3 марта 1852 г. — Мнение имеет свою ценность и даже свою силу: иметь его против себя болезненно, когда мы среди друзей, и вредно в случае внешнего мира. Мы не должны ни льстить мнению, ни заискивать перед ним; но лучше, если мы можем помочь, не сбивать его с толку. Первая ошибка — подлость; вторая — неосторожность. Мы должны стыдиться первой; мы можем сожалеть о второй. Следите за собой; вы очень склонны к этой последней ошибке, и она уже причинила вам большой вред. Будьте готовы согнуть свою гордость; унизьтесь даже до того, чтобы показать себя готовым и ловким, как другие. Этот мир искусных эгоизмов и активных амбиций, этот мир людей, в котором нужно обманывать улыбками, поведением и молчанием так же, как и самими словами, мир, отвратительный для гордой и прямой души, — наше дело научиться жить в нем! Успех требуется в нем: преуспевайте. Только сила признается там: будьте сильными. Мнение стремится навязать свой закон всем, вместо того чтобы бросать ей вызов, лучше было бы бороться с ней и победить... Я понимаю негодование презрения и желание раздавить, вызываемое непреодолимо всем, что ползает, всем, что извилисто, косо, низко... Но я не могу долго поддерживать такое настроение, которое является настроением мести. Этот мир — мир людей, и эти люди — наши братья. Мы не должны изгонять из себя божественное дыхание, мы должны любить. Зло должно быть побеждено добром; и прежде всего нужно хранить чистую совесть. Благоразумие можно проповедовать и с этой точки зрения. «Будьте просты, как голуби, и мудры, как змеи», — слова Иисуса. Берегите свою репутацию не из тщеславия, а чтобы не навредить делу своей жизни и из любви к истине. В утонченной беспристрастности, которая не хочет оправдываться, чтобы чувствовать себя выше мнения, все еще есть нечто от эгоизма. Требуется умение, чтобы то, чем мы кажемся, согласовалось с тем, что мы есть, и смирение, чтобы чувствовать, что мы не великие вещи.

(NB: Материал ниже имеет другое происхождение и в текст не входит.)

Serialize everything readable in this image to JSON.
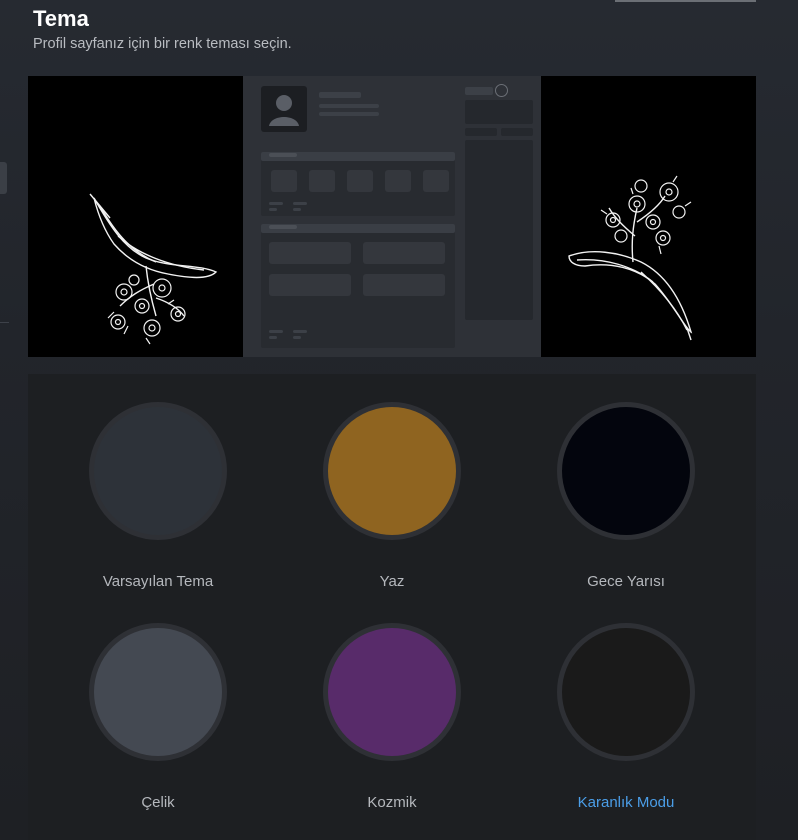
{
  "header": {
    "title": "Tema",
    "subtitle": "Profil sayfanız için bir renk teması seçin."
  },
  "themes": [
    {
      "label": "Varsayılan Tema",
      "color": "#2d3239",
      "selected": false
    },
    {
      "label": "Yaz",
      "color": "#8f6420",
      "selected": false
    },
    {
      "label": "Gece Yarısı",
      "color": "#03050d",
      "selected": false
    },
    {
      "label": "Çelik",
      "color": "#444952",
      "selected": false
    },
    {
      "label": "Kozmik",
      "color": "#582b6a",
      "selected": false
    },
    {
      "label": "Karanlık Modu",
      "color": "#1a1a1a",
      "selected": true
    }
  ],
  "colors": {
    "selected_label": "#4b9ee8",
    "label": "#b5b8bd"
  }
}
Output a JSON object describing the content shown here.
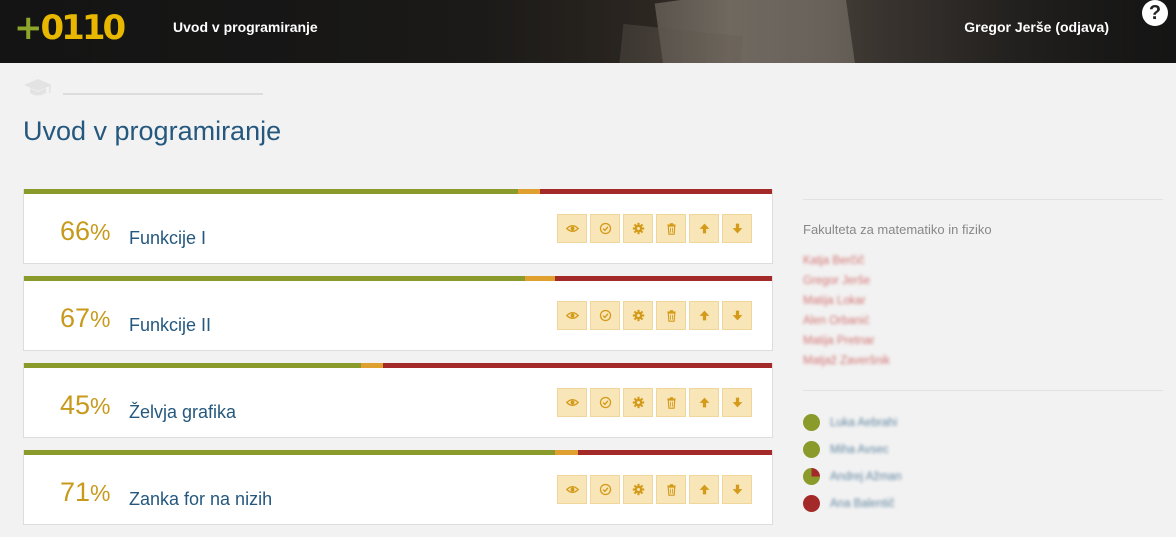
{
  "header": {
    "logo_plus": "+",
    "logo_text": "0110",
    "course": "Uvod v programiranje",
    "user": "Gregor Jerše (odjava)",
    "help": "?"
  },
  "breadcrumb": {
    "icon": "graduation-cap-icon"
  },
  "page": {
    "title": "Uvod v programiranje"
  },
  "problem_sets": [
    {
      "percent": "66",
      "sign": "%",
      "name": "Funkcije I",
      "solved": 0.66,
      "partial": 0.03
    },
    {
      "percent": "67",
      "sign": "%",
      "name": "Funkcije II",
      "solved": 0.67,
      "partial": 0.04
    },
    {
      "percent": "45",
      "sign": "%",
      "name": "Želvja grafika",
      "solved": 0.45,
      "partial": 0.03
    },
    {
      "percent": "71",
      "sign": "%",
      "name": "Zanka for na nizih",
      "solved": 0.71,
      "partial": 0.03
    }
  ],
  "actions": [
    "eye-icon",
    "check-circle-icon",
    "gear-icon",
    "trash-icon",
    "arrow-up-icon",
    "arrow-down-icon"
  ],
  "sidebar": {
    "faculty": "Fakulteta za matematiko in fiziko",
    "teachers": [
      "Katja Berčič",
      "Gregor Jerše",
      "Matija Lokar",
      "Alen Orbanić",
      "Matija Pretnar",
      "Matjaž Zaveršnik"
    ],
    "students": [
      {
        "name": "Luka Aebrahi",
        "done": 1.0
      },
      {
        "name": "Miha Avsec",
        "done": 1.0
      },
      {
        "name": "Andrej Ažman",
        "done": 0.75
      },
      {
        "name": "Ana Balentič",
        "done": 0.0
      }
    ]
  },
  "colors": {
    "solved": "#8a9a2b",
    "partial": "#e0a030",
    "unsolved": "#a42a2a",
    "title": "#25587e",
    "percent": "#c79a1c"
  }
}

Вот, благодаря этому дневнику, мое возбуждение прошло. Я только что перечитал последнюю книгу, и утро прошло. По пути я осознал некоторую монотонность. Это не имеет значения! Эти страницы написаны не для того, чтобы их читали; они написаны для моего собственного утешения и предостережения. Они — вехи в моем прошлом; и некоторые из вех — это погребальные кресты, каменные пирамиды, засохшие стебли, ставшие снова зелеными, белые камешки, монеты — все они полезны для того, чтобы снова найти свой путь через Елисейские поля души. Паломник отметил в нем свои этапы; он может проследить по нему свои мысли, свои слезы, свои радости. Это мой путевой дневник: если некоторые отрывки из него могут быть полезны другим, и если иногда даже я сообщал такие отрывки публике, эти тысячи страниц в целом ценны только для меня и для тех, кто после меня может проявить некоторый интерес к маршруту души в неясных условиях, вдали от мирового шума и славы. Эти листы будут монотонны, когда моя жизнь будет такой; они будут повторяться, когда чувства повторяются; истина, во всяком случае, будет всегда там, и истина — их единственная муза, их единственный предлог, их единственный долг.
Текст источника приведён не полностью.